The feedback I have received from people in the industry is that working from home has been really productive for them. The social element is the long-term problem, and I don’t have an answer for yet. The way people interact is going to change because if you are not around people your professional manner changes too – the way you dress, the way you talk.

Having said this, there could be an improvement in individuals’ quality of life. You get to see your children in the morning, you get to see your children when they come home from school, you don’t have to travel. Quality of life may also be improved permanently with less air pollution and accelerating the transition to a net-zero carbon economy.

While the CBDs of the world are going to change, suburban areas have been shooting the lights out. Yes, restaurants and cafes can’t have more than 20 people but they have been doing heaps of takeaway through all the various food delivery services. We went to a restaurant the other night where we know the owners really well. They are doing so many online orders that their turnover is really high. Their business hasn’t really suffered to where it is affecting their lifestyle.

People seem to be getting sick of the social-distancing measures. Do you think there will be more pushback with the reintroduction of restrictions in Victoria?

A lot of the councils affected most by the restrictions got out there in the media and were outraged.

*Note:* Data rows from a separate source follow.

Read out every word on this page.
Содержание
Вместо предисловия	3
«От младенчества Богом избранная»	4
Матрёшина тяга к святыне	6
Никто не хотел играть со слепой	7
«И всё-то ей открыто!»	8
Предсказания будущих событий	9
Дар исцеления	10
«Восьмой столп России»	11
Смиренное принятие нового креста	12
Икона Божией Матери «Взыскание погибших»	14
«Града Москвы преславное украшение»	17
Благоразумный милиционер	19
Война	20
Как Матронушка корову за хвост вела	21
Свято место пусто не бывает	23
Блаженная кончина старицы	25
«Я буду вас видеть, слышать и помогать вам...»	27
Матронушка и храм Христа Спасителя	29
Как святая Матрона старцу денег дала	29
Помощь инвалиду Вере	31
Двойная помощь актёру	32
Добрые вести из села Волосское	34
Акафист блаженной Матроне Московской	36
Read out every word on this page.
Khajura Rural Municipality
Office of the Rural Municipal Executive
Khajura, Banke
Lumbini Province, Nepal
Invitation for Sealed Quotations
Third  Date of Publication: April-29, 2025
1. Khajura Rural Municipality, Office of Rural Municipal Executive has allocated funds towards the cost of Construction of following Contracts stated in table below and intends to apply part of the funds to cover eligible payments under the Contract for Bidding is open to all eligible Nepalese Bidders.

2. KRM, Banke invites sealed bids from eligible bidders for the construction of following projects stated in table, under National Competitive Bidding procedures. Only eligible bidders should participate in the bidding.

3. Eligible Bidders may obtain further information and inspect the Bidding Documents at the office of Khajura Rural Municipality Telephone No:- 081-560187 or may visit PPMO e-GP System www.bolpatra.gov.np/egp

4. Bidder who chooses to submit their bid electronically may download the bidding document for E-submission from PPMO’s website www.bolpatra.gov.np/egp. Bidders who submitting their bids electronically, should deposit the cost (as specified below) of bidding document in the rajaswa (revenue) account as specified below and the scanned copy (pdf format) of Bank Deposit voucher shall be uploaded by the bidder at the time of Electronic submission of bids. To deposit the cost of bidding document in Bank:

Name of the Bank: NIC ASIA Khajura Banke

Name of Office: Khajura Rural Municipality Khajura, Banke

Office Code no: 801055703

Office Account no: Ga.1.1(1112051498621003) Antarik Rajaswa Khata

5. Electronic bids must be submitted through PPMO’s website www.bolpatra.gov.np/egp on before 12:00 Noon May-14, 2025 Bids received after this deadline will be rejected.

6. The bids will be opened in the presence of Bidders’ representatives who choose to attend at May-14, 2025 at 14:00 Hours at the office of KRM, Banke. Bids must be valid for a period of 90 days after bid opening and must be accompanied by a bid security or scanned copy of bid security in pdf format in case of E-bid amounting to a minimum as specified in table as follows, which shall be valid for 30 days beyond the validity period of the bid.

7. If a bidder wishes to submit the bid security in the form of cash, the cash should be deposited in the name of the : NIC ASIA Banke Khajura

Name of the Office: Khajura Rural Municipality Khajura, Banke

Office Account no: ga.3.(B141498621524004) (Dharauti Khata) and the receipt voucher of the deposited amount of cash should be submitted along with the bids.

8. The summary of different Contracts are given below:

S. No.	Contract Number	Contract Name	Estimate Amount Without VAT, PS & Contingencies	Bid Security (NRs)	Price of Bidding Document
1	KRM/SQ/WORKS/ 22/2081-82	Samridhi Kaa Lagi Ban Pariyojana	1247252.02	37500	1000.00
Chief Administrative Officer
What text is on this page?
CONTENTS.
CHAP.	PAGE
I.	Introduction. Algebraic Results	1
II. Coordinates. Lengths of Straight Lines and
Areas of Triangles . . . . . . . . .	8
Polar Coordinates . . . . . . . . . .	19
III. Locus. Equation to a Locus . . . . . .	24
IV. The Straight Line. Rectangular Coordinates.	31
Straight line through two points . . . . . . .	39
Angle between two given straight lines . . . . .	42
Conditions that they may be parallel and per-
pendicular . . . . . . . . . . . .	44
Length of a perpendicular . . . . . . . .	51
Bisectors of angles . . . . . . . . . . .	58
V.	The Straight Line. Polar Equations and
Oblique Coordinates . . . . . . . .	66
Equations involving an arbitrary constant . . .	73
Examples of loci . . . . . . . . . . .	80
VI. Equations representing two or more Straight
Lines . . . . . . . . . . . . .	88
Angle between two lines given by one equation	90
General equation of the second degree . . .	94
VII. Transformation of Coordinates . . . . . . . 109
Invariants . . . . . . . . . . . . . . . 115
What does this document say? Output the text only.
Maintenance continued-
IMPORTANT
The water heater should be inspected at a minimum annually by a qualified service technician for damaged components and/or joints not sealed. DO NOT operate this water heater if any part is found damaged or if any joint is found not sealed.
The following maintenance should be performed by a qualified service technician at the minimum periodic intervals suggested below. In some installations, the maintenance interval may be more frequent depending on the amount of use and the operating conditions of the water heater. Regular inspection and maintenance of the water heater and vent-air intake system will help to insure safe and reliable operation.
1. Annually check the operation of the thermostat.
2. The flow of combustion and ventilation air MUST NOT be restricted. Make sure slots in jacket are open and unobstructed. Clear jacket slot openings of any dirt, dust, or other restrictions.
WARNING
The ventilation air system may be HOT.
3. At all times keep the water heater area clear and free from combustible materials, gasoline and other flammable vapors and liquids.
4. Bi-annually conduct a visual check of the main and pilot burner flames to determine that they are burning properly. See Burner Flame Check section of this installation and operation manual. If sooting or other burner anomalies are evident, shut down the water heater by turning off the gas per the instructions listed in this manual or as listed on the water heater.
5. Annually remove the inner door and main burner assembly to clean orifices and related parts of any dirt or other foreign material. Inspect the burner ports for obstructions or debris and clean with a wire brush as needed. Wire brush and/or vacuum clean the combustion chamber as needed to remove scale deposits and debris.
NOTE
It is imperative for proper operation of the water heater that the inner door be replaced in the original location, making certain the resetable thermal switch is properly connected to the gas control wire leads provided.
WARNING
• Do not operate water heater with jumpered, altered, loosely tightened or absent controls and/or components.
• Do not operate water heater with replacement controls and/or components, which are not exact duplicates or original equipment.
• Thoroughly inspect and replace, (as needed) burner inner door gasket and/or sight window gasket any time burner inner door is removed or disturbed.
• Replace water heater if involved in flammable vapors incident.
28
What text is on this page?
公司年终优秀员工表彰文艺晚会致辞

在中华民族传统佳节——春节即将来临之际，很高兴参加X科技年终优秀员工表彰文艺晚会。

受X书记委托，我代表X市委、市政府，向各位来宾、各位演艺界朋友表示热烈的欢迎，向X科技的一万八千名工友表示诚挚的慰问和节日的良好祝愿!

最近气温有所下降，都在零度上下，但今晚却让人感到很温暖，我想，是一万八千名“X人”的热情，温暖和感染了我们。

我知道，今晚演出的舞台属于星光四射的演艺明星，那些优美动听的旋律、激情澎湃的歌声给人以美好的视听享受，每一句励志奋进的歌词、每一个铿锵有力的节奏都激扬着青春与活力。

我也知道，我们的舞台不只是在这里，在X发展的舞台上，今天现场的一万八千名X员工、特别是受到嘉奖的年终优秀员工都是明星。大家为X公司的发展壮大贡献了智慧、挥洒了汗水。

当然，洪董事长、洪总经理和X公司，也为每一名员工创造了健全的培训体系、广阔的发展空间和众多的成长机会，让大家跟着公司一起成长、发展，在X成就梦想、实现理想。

The numbers are so small that people find it difficult to understand why the restrictions have to be brought back in.

Some parents at my kid’s soccer club think it is a joke. They don’t understand that the numbers are so low because of the measures the government introduced. If we didn’t do this, our numbers would look like the US, Spain or Italy. They just don’t get it. They think because we have been socially distancing and staying at home it should mean that we can go back to our normal lives now.

They also don’t understand the science of it, of how it spreads. They say more people die of the flu but what they don’t understand is that it can be spread faster than the flu and more people can get it. Yes, you might survive it if you have hospital treatment, but not if the hospitals are overrun with people who have COVID-19 and cannot provide the care you need.

What are you most looking forward to being able to do again as restrictions ease in the coming weeks and months?

I really want to travel overseas. It is inevitable that we will be able to do that even in my controversial view that it will be with us for the rest of our lives. We will adapt to it. We will probably travel to countries and adhere to their health protocols, which may include getting tested before the flight and after the flight. Rather than self-isolating, you may just have to go and get tested every second day for two weeks.